Nous voici arrivés au dernier jour de notre randonnée, de nos "vacances" selon certains… Ce matin, nous sommes un peu moins pressés que les jours précédents mais nous gardons nos bonnes habitudes de lève-tôt. Vers 8h, tout le monde se retrouve dans la salle à manger. Nos hôtesses ont dressé la table pour le petit-déjeuner et allumé le poêle. Il ne pleut plus mais le ciel est gris. Après avoir fait nos adieux, nous reprenons la route forestière vers le village. Cela nous paraît plus court qu'hier et plus rapide car ça descend. Nous roulons ensuite vers l'est pour traverser Fresse, Plancher-les-Mines. Ceux qui étaient arrivés hier par cette route avaient annoncé un col avec une forte pente pour arriver au sommet. Nous nous retrouvons au sommet de ce fameux col de la Chevestraye à 640 m, tout étonné de la facilité avec laquelle nous l'avons grimpé.

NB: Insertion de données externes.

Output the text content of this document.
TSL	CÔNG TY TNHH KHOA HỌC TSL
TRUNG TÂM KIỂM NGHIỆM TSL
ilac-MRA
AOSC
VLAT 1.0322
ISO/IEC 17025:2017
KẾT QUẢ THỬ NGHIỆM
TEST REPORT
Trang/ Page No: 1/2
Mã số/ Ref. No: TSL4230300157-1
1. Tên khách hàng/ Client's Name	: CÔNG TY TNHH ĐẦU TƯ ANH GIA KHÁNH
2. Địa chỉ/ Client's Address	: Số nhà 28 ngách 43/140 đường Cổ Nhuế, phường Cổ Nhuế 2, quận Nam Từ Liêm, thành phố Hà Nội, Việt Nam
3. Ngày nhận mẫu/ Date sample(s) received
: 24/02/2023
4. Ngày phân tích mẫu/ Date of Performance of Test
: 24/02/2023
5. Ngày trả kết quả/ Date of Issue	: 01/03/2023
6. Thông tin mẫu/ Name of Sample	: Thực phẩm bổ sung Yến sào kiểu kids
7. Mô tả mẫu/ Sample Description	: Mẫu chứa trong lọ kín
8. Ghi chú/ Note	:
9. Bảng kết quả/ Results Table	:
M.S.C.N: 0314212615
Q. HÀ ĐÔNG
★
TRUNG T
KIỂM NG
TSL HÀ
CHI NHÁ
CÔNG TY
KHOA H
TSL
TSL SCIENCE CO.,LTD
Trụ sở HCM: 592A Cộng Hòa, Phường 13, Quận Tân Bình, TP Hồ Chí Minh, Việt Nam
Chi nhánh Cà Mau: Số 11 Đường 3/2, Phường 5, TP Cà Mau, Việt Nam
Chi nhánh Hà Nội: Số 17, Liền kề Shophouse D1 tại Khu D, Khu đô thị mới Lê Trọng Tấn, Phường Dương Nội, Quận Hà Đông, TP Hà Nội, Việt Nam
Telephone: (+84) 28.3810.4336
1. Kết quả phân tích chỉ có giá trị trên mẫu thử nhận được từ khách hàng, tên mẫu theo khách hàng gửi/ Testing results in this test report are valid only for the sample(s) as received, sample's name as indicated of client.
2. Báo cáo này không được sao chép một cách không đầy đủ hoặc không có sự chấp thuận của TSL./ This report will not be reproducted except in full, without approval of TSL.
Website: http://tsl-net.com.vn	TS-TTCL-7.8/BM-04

Ensuite jusqu'à Belfort, nous n'aurons que de la descente et du plat. A l'entrée de la ville le fameux lion phagocyte Cravanche, un bourg avec un point de vue que nous n'irons pas voir faute de visibilité. La boulangère où nous pointons nos BPF, nous dissuade de monter sur la colline, le temps est trop bouché et nous ne verrons rien. L'office du tourisme vient de fermer quand nous y arrivons. A la gare, nous pouvons constater qu'un train part pour Paris un peu après 13h et un autre vers 14h50. La majorité décide de prendre celui de 14h50 pour arriver assez tard à Paris afin de pouvoir prendre le RER avec les vélos. Tant pis pour celui qui préfère reprendre son vélo pour rentrer à Nanterre même sans éclairage...
Le chargement des vélos dans le train est une séance épique. Un compartiment du wagon est réservé aux vélos, il ne peut en contenir que 6. D'autre part, il faut se contorsionner pour rentrer nos engins. Finalement en accord avec le contrôleur, je pourrai m'installer dans un compartiment voyageur avec mon vélo ceci dissuader tout autre voyageur de venir me tenir compagnie. Il y a suffisamment de place dans ce train pour tout le monde. Les trois heures de voyage passent vite. Certains en profitent pour faire la sieste, d'autres usent leur reste de salive ou se plongent dans la lecture d'une revue ou d'un journal pour rentrer progressivement dans la vie civilisée. En effet depuis une semaine, nous vivons sans information, sauf quelques brides recueillies ici et là. Nous avons vécu en petit groupe avec, comme horizon, le prochain BPF, les pointages de la flèche, l'étape du soir et la couleur du ciel. Outre de jolis paysages, les souvenirs les plus marquants restent les rencontres, notamment dans les chambres d'hôtes ou, éventuellement, sur la route et dans les cafés. Chacun d'entre nous rentre avec des images plein la tête, une expérience de vie en équipe qui permet de mieux se connaître et de se supporter car nous avons chacun nos petits défauts exacerbés par la fatigue certains jours. Heureusement, nous avons commencé notre randonnée avec le beau temps et ce n'est qu'à la fin que nous avons rencontré la pluie voire même la neige pour ceux qui ont grimpé au Ballon d'Alsace.
Cette randonnée de plus de 700 km, nous a de nouveau fait apprécier le vélo comme moyen irremplaçable de découverte et de contact. Nous avons la chance d'en profiter plusieurs fois par an. Pourvu que ça dure ! A quand la prochaine ?
Un grand merci aux organisateurs qui prennent à cœur de réserver hôtels ou chambres d'hôtes et de prévoir les meilleurs itinéraires pour chasser le BPF.